Indonesia Shuts Down Transgender Islamic School over ‘Accusations of Alcohol, Karaoke’

YOGYAKARTA, INDONESIA - AUGUST 12: Members of a boarding school, Al-Fatah, for transgender
Ulet Ifansasti/Getty Images

Indonesian authorities in Yogyakarta have shut down the Islamic Al Fatah School for transgender students after complaints from residents.

“We decided to close down the transgender Islamic school considering security, order and public comfort issues,” explained Banguntapan chief Jati Bayu Broto.

Officials in Al Fatah, security officers, representatives, the Yogyakarta Islamic Jihad Front (FJI), and locals met with each other Wednesday night. Authorities justified their decision because “the school was located in a cramped residential area.”

“Whenever there are activities, motorcycles are parked on the street and disturb the public,” said Jati.

Public attorney Aditia Arief Firmanto, who represented Al Fatah’s leader Sinta Ratri, claims the locals used the meeting to inflict “psychological abuse.”

“There was no clarification in the meeting. Our clients could not defend against the accusations of alcohol, karaoke and other activities at the Islamic School,” he retorted.

Hard-liners visited the school last week after the school promised “not to bow to acts of intimidation.” FJI commander Abu Hamdan insisted the group only wanted to make sure no one committed “deviant acts” inside the school. Hamdan told the students to “return to ‘the right way.'”

Ratri went to police for protection, who vowed to support the school.

“It’s my area; I will give a security guarantee,” exclaimed Banguntapan Police Chief Comr. Suharno.

The school was opened in 2008 by a waria, a transgender Indonesian, named Maryani to accept other transgender Muslims and give them a comfortable place to act as themselves.
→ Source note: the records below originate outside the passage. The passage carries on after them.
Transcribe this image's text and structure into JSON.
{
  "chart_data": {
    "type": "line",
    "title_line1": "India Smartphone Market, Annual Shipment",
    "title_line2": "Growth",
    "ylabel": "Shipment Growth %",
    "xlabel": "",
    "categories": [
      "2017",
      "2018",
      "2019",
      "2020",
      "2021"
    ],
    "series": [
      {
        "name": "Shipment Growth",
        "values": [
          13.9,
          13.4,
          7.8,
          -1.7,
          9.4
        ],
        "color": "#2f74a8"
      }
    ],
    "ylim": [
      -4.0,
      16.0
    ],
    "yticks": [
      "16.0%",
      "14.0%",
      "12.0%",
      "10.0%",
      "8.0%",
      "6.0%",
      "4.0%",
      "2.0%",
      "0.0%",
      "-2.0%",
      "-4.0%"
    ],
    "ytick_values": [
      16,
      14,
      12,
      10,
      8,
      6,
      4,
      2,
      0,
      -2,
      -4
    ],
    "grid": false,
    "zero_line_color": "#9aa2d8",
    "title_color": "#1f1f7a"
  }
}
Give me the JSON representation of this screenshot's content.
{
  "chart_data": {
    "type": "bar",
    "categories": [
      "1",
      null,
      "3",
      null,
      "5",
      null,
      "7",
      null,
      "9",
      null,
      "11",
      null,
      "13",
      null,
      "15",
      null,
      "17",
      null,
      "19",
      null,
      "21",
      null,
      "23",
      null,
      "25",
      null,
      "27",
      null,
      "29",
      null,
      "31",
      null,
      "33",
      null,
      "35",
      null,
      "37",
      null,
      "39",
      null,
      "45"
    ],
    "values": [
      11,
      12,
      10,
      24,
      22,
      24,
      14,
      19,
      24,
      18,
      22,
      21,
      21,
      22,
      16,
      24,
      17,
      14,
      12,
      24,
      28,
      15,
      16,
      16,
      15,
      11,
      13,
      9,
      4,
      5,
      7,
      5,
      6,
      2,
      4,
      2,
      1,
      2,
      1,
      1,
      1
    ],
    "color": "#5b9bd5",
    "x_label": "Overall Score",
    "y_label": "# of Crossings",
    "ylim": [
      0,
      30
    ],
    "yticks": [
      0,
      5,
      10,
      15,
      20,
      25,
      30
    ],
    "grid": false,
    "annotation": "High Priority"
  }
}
She made the news in 2013 when she attempted a pilgrimage to Mecca, but it ended “due to documentation problems.” She achieved her wish, though, in 2015, when she went “to Mecca on April 26 and returned May 5, and performed all the pillars of the umrah (minor haj), covered from head to toe as a woman.”

“They come to Yogyakarta just because they know about this school,” said Italian photographer Fulvio Bugani. “They know that there they can pray and live like a woman in a good atmosphere.”

Bugani spent three weeks with the transgender community. One image won “third prize in the World Press Photo’s Contemporary Issues.”

The school closed in 2014 after Maryani passed away, but reopened to a house that belongs to Shinta. Local officials said no one complained about the school before.

“But I have never heard any negative reports on the transgender Islamic school. We would know if there were because village officials hold regular meetings,” said former Jagalan village chief Sholehudin.